As a local women’s collective grant maker, Giving WoMN provides a nurturing community for females to engage in philanthropy, educate one another and provide charitable gifts to those in need. Established in 2005 by a small group of women around a dining table, the collective was inspired by a similar group in Seattle called the WA Women’s Foundation. One of the local founders liked the idea and decided Minnesota lacked such a program.
When the idea was introduced to Lynn Giovannelli of St. Louis Park and Mary Frey of Edina, they knew they needed to be a part of creating something similar.
Created as a way to give back to the community in a more impactful way, grants are sourced by pooled contributions from each member. Each member is required to pay a membership fee of $1,100; where $1,000 goes toward a pool of grant funds and the remaining $100 covers administrative expenses. What is unique about the program is that none of the money rolls over from year to year. One hundred percent of each year’s funds go toward grants averaging from $8,000–$25,000 for nonprofits in the education, health or human services sectors.
“Regardless of age, they are getting involved with something bigger than themselves,” says founder Frey. “They get more leverage and more bang for their buck.”
Since its start, Giving WoMN has awarded $1.5 million by way of 81 impact grants to about 65 nonprofits across the metro area. Its largest grant to date was $35,000 donated in 2019 to Breaking Free.
“Being in an organization like this means that you are giving in a way that is really meaningful and you are learning the complicated nature of different problems in a big city,” communications co-chair and four-year member Roseanne Cheng says. “This organization is a reminder that despite our everyday struggles as women, as wives and as mothers, we are so fortunate, and I really take that responsibility to pay my fortune forward.”

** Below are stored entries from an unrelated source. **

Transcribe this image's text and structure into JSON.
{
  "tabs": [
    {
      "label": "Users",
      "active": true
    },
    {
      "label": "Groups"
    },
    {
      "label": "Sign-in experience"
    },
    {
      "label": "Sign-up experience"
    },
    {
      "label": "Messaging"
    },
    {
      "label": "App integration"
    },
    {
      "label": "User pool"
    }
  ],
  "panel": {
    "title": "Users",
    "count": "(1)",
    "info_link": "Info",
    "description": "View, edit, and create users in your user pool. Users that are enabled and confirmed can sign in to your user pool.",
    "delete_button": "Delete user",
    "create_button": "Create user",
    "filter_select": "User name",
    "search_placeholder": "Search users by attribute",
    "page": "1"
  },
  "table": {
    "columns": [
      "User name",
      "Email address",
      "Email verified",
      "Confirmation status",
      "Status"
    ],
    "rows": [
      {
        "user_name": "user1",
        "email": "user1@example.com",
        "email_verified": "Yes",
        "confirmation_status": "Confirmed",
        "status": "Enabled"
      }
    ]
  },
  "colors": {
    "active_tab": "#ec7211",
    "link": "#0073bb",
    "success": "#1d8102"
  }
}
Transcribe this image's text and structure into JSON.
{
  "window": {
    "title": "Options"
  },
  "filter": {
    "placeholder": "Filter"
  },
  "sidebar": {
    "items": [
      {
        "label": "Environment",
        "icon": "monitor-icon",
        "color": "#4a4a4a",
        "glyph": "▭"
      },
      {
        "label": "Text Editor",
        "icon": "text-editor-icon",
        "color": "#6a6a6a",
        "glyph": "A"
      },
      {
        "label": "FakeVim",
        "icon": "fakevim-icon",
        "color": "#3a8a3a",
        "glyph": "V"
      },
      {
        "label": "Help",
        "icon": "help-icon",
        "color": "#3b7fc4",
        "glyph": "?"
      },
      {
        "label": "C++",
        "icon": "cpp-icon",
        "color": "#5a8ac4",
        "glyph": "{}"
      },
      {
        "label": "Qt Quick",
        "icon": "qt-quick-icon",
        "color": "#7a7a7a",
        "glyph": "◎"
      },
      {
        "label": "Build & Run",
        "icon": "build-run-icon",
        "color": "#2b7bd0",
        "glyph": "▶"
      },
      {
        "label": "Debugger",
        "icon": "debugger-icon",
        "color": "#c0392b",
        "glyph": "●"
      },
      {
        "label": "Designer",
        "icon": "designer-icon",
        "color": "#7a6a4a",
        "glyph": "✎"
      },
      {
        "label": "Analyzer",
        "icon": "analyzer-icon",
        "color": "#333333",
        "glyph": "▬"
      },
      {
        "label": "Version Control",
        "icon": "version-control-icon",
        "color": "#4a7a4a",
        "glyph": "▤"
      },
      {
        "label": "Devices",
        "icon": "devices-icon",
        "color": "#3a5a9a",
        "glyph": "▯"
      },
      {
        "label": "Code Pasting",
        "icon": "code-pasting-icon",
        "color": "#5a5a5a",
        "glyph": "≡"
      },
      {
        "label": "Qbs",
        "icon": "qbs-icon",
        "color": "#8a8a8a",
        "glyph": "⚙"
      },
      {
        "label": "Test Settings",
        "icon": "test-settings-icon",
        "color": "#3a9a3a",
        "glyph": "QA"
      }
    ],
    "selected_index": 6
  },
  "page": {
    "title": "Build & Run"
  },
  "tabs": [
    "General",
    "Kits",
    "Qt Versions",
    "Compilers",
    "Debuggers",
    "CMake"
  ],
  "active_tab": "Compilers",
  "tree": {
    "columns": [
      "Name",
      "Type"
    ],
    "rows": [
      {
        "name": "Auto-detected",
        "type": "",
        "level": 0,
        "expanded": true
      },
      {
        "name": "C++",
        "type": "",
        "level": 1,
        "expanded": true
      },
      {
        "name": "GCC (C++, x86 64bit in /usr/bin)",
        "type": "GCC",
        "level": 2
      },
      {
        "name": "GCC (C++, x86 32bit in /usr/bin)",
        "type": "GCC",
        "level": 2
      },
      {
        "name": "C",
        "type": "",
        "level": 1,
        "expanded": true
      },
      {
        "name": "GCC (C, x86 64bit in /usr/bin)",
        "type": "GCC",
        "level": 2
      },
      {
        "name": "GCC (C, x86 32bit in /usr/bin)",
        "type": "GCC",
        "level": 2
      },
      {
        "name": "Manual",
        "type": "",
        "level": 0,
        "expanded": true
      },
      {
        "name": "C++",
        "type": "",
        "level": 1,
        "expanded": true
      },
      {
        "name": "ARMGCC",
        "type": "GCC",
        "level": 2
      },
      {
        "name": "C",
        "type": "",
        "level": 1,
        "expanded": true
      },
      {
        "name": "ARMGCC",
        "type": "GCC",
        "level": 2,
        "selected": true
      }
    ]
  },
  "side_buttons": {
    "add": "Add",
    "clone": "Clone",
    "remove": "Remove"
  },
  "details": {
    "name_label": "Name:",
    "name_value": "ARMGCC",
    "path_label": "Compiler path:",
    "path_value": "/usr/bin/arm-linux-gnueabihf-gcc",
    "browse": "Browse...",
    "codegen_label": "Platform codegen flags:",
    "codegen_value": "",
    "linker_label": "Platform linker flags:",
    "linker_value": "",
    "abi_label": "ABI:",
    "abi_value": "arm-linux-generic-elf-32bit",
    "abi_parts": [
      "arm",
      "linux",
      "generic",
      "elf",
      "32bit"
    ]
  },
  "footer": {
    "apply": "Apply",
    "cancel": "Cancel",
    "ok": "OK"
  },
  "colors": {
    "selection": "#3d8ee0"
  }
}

With over 100 members, Frey says the collective is at a healthy size. Though board members want as many people to be involved as possible, they also want to ensure everyone gets an opportunity to feel that they are a part of the whole process.
“How big is too big?” Frey says. “It is a challenge to keep people engaged, but we really mean it when we say it is an opportunity for people to get involved.”
Each woman is allowed to vote on six of 10 selected nonprofit options every January, all of which are nominated by the grants committee. No organization is donated to if it was not introduced to the group by a member. Funding is decided in part through a point-rank system, based on the interest of members. By way of members choosing the path for their funds, they become more empowered to make an impact.
“[Giving WoMN] is a reminder of how powerful we can be if we move collectively,” Cheng says. “It’s refreshing to know where your money is going.”
Aside from meetings, a number of members also host events in their households as a means to gather together and increase the buzz about the organization throughout the neighborhood. These get-togethers are open to anyone interested in the cause whether they are a member or not.
“I am always really amazed when I work with these women,” Cheng says. “We all come from very different backgrounds but are all like-minded in our pragmatic approach toward philanthropy.”
Giving WoMN Eye also hosts “Eye Opener” events every November to educate members and guests on critical and emerging issues nonprofits face, such as the opioid crisis, income inequality, aging, sex trafficking and homelessness. These events are a way to help members grasp less explored topics in order to understand where help is most needed.
“The education of our community, around the philanthropy and education is the culture and the company standard of giving,” Frey says. “This connectedness has strengthened us.”